- Born: Itthipat Kulapongvanich 24 November 1984 (age 41) Bangkok, Thailand
- Occupations: Chairman and owner, Tao Kae Noi
- Spouse: Praphatsorn Viriyakijnukul
- Children: 2

= Itthipat Peeradechapan =

Thai entrepreneur

Itthipat Peeradechapan (อิทธิพัทธ์ พีระเดชาพันธ์, , surname changed from Kulapongvanich (กุลพงษ์วณิชย์) in 2012), nicknamed Tob (ต๊อบ), is a Thai entrepreneur.

He is most well known for his product Tao Kae Noi, a fried seaweed snack, which is sold around the Asia-Pacific area. He and his family own 73% of the company and Forbes estimated his wealth at $600 million in 2018.

As a young man, Itthipat gained success at playing online games and winning tournament prizes. He invested his money into selling fried chestnuts, which became popular in Thailand. With this financial backing, he went on to create the product of packaged deep fried flavored seaweed, which quickly became successful in Thailand, and was exported to Indonesia, Japan, Taiwan, Singapore, Malaysia, and the United States.

A Thai movie, The Billionaire, was loosely based on his life. The title refers to his status as a billionaire in Thai baht.

== Early life ==
Itthipat Kulapongvanich was born on November 24, 1984, in Thailand to a wealthy Thai Chinese family with interests in the construction industry. He attained his education from kindergarten and elementary at Panapun Wittaya School, high school at St. Francis Xavier School and senior from Suankularb Wittayalai Nonthaburi School. He obtained his bachelor's degree in business administration from the University of the Thai Chamber of Commerce.

== Business career ==
When he was still 16 years old, he was addicted to online games. Even though he gained success at playing online games and winning tournament prizes because of his hobby playing online games, he was often underestimated by his teachers at school. He decided to drop out from school to become a chestnut peddler when he was 17 years old. He invested his money into selling fried chestnuts, which became popular in Thailand.

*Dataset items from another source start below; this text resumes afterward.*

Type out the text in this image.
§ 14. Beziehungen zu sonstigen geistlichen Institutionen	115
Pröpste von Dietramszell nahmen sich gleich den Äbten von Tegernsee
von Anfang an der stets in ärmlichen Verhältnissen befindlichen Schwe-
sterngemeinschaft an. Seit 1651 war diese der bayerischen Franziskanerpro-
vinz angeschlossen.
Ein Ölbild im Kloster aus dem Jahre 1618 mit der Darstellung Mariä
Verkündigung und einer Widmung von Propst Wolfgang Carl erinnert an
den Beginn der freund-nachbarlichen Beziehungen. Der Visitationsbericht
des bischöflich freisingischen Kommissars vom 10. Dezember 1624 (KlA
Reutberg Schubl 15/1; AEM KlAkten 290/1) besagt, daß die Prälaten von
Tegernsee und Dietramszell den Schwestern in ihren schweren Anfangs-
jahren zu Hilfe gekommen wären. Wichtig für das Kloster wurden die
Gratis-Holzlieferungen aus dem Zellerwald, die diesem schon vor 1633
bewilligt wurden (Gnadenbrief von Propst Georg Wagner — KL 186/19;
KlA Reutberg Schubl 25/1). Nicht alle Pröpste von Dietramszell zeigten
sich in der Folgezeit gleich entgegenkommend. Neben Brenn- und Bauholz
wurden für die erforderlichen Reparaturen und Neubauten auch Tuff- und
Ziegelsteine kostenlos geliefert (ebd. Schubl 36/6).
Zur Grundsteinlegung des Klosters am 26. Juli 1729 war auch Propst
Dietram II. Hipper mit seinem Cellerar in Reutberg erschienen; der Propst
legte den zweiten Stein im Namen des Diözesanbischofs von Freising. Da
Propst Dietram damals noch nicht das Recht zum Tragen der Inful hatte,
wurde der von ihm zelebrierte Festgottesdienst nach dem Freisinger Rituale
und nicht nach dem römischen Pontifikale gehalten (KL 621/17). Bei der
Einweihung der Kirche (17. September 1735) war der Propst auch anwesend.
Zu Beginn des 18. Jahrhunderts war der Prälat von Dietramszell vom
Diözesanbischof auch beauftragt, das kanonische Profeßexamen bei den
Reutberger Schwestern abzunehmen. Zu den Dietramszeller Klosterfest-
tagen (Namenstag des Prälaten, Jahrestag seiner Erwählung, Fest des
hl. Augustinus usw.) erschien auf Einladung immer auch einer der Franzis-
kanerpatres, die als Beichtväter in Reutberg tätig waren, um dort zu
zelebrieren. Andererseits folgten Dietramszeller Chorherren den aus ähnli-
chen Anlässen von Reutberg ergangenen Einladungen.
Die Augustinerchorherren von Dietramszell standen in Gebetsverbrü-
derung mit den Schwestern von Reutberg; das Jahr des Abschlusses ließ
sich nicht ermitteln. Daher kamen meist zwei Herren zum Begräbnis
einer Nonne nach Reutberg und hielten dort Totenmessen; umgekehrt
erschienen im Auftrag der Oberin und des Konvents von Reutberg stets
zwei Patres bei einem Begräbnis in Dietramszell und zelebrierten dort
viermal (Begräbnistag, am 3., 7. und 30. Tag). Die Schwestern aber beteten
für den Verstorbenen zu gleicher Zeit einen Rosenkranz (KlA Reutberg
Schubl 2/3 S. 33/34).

In 2004, Itthipat founded Tao Kae Noi (Little Tycoon) Food and Marketing Co., Ltd. The brand sold fried seaweed snacks, which became highly popular among teenagers and office workers. In December 2015, the company had its initial public offer (IPO) on the Stock Exchange of Thailand, raising 1.8 billion baht. His success has made him popular among business circles and media. The company reported a net profit of 160 million baht in its third quarter in 2017. Itthipat has said he targets revenue of 1 billion U.S. dollars in 7–8 years.